By Thomas Madrecki
Louis Antoine Luyt isn’t like most winemakers in Chile.
If his name wasn’t enough of an indication (he’s French), his wines will fill in any gaps in understanding. They’re pure, focused, almost Pinot Noir-esque — nothing like the big, bombastic reds many Americans associate with South America. They have the unexplainable “liveliness” that some natural wines have, where the flavors are so readily apparent and the wine just glides off your tongue.
That “different” quality compared to other Chilean wines is anything but unintentional. Luyt’s route to getting there is intentionally non-interventionist; the former dishwasher later picked up an interest in producing wines with character and distinction, a search that led him back to France for his training.
As Luyt explained in an interview with Louis/Dressner Selections:
“At first, I was surprised how homogenous Chilean wine tasted to me; this sparked an interest in local wine and the people who made it. What I came to realize is that there are incredible vineyard sites here, and even though a large part of it is completely industrialized, there were still some independently run parcels. Everyone told me they were worthless, but I didn’t believe it.

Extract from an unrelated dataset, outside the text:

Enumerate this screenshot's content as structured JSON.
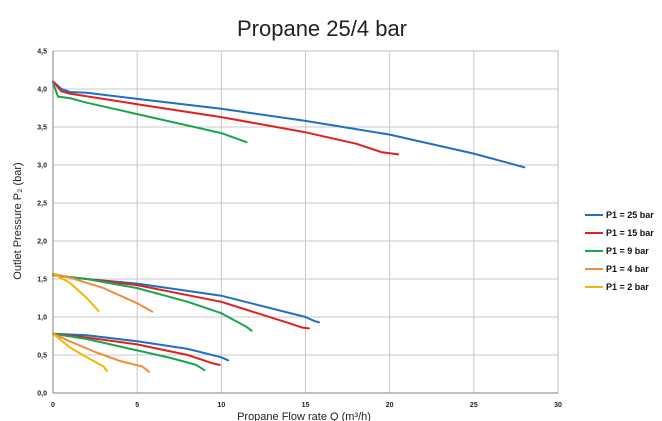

In 2001, I came back to France to work a harvest. I ended up working for Phillipe Pacalet, and discovered there was a viticulture/oenology school in Beaune. I begrudgingly went back to Chile after that harvest, but came back to France in 2002, determined to go to school. The idea was to apply what I would learn back in Chile. But before that, I wanted some work experience to see if this was really what I wanted to do. I eventually hired by Louis Jadot’s in Morgon; I learned a lot there, and had a great experience. I then worked the 2002 harvest in Burgundy, followed by my schooling in Beaune. I met Matthieu Lapierre there, and this was my introduction to natural wine. I got to visit the estate many times, and to spend some special moments with Marcel.”

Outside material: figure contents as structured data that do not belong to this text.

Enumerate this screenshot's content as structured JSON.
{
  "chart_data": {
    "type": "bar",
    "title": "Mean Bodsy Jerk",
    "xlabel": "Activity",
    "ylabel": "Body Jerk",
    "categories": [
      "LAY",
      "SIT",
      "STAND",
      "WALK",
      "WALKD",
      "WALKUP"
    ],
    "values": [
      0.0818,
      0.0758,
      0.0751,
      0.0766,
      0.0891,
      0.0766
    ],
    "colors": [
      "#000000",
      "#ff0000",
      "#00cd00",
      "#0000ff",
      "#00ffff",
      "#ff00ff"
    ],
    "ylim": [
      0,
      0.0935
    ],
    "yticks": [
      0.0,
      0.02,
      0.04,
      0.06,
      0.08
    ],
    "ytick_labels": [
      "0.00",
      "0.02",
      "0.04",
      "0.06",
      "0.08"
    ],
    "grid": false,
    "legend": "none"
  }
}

In Europe and France in particular, the idea of natural wine and less intrusive winemaking techniques is gaining widespread acceptance thanks to a generation of sommeliers, chefs and young drinkers. In Paris, it’d be more shocking to see a new wine bar flaunt sulfur-added wine than it would be to encounter an oxidized and cidery unfiltered white wine. But in Chile, the concept of natural wine is still a new one — or maybe not:
“It’s a little odd talking about all this stuff from a Chilean point of view, since every single peasant here makes natural wine. But then again, these peasants don’t sell their wines much further than a few doors down the road from their farms. I’m the only guy doing this and exporting it, and I’m the first to claim the wines to be made “this way.” All my oenologist friends out here think i’m absolutely crazy, and this is why I have less and less oenologist friends!
Being in Chile protects me from all the pissing contests and mini-chapels about natural wine. I’m not part of the A.V.N, but I know that everyone in France respects what I do. I’m expressing unique terroirs, and that’s what’s important.”
On this point, Luyt is right on the money. His wines really are unique, and I’m unbelievably happy to have tried them. Here’s my tasting note for his Carignan:
2010 Louis Antoine Luyt Empedrado Carignan, Maule, Chile
As if natural Chilean wine wasn’t unusual enough, here’s a natural Chilean wine – a Carignan, no less – that is absolutely silky smooth and easy to drink. At 12.9 percent alcohol, it is more Old than New World, reflecting the profile of its maker’s French upbringing and general noncomfority. Delicious upon opening, but absolutely stunning after an hour decant. Delicate cherry fruit, Asian spices, meaty duck, woodsy pipe tobacco and black tea all glide across the palate. Lithe but not shy, this wine manages to balance the ”liveliness” of many natural wines with the tremendous fruit potential of South American reds.